After decades of waiting-and-seeing, Australia has committed to growing its domestic space industry with the view of boosting jobs, diversifying revenues, and providing a high-tech future for the nation.

“We congratulate the government on taking this progressive first step for Australia,” said Adam Gilmour, CEO and Founder of Queensland-based rocket company, Gilmour Space Technologies. “As a new space startup, we often face global competitors that have the backing and support of their space agencies,” he added. “Having one of our own will go a long way in helping us level the playing field.”


The Australian Space Agency (ASA) will be headed by Dr Megan Clark, CSIRO’s former chief executive and chair of the Expert Reference Group (ERG), which recently completed a nine-month review of the nation’s space industry capabilities.

“The fact that we’re here today is an excellent demonstration of Dr Clark’s ability to galvanise change and represent Australia in the global space arena,” said Mr Gilmour. “Her challenge now will be to put in place the right people, structure and mandate for the new space agency that will encourage positive commercial outcomes.”


According to Minister for Jobs & Innovation, Michaelia Cash, ASA “will support the long-term development of space technologies, grow our domestic space industry and secure our place in the global space economy.”

“The ERG has made some key recommendations in their report, and we’re very glad to see the inclusion of next-generation rocket propulsion systems on the list, together with proposed changes to the Space Activities Act this year,” added Mr Gilmour, whose company is developing a new breed of low-cost hybrid-engine rockets that it plans to launch from Australia.

“Indeed, I would urge the government and ASA to also look beyond the ‘downstream’ opportunities that make use of space data.
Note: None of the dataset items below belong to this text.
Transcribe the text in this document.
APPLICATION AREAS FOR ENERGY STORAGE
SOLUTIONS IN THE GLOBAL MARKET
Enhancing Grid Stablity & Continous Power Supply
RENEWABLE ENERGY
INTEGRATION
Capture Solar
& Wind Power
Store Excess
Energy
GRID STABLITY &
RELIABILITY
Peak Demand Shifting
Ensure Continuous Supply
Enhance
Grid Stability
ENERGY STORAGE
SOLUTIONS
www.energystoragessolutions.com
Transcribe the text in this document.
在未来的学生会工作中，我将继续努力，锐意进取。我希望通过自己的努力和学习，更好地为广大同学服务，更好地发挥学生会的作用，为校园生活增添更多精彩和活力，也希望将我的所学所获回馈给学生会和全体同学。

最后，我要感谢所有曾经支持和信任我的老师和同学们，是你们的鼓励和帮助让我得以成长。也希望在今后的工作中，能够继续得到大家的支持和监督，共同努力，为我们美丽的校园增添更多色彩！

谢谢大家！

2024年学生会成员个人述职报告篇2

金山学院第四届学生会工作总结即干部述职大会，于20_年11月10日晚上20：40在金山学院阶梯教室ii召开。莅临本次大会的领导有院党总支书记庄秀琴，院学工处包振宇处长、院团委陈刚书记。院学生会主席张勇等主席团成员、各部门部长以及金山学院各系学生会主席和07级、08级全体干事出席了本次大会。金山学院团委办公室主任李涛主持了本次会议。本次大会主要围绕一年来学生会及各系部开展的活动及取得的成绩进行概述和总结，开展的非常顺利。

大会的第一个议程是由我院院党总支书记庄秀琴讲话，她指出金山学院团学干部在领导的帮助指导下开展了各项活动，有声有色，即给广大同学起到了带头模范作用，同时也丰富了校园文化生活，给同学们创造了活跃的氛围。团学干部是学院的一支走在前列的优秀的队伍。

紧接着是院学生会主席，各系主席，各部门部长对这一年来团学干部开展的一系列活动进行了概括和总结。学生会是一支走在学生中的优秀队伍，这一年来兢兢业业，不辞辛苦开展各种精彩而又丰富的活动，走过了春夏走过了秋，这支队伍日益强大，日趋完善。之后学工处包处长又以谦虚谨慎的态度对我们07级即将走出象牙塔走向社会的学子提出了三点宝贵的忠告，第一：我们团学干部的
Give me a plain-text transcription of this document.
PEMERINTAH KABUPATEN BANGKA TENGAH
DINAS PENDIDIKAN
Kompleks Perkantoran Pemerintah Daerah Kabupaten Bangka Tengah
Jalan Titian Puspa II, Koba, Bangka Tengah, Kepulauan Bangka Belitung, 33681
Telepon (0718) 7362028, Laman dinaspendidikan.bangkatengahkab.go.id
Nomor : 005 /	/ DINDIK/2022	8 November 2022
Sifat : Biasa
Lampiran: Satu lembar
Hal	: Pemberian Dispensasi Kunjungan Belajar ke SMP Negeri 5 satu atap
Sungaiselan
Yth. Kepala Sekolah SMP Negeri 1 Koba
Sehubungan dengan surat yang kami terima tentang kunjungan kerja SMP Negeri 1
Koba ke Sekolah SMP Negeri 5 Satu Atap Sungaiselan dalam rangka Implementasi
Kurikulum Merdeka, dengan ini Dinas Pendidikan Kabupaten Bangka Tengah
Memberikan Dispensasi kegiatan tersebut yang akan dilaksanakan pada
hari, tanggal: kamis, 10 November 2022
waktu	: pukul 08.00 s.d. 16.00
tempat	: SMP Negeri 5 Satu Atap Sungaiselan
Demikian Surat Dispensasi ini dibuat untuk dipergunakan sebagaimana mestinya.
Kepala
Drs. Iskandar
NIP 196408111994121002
Australia will need to develop and build its own domestic ‘upstream’ satellite and launch capabilities, if it wants to reduce reliance on other nations for new space infrastructure and ensure its critical access to space.”


The first step is always the hardest, and the government’s decision to provide $41 million in seed funding over four years to establish the agency was significant in that respect.

“It won’t be enough to meet the ERG’s revenue goal of $10-12 billion by 2030, but it is encouraging that the government is open to additional funding for a national space investment plan in the first six months,” said Mr Gilmour.

“We look forward to working with Dr Clark and the ASA in the days, months and years ahead to move the Australian space industry onward and upward. To the stars.”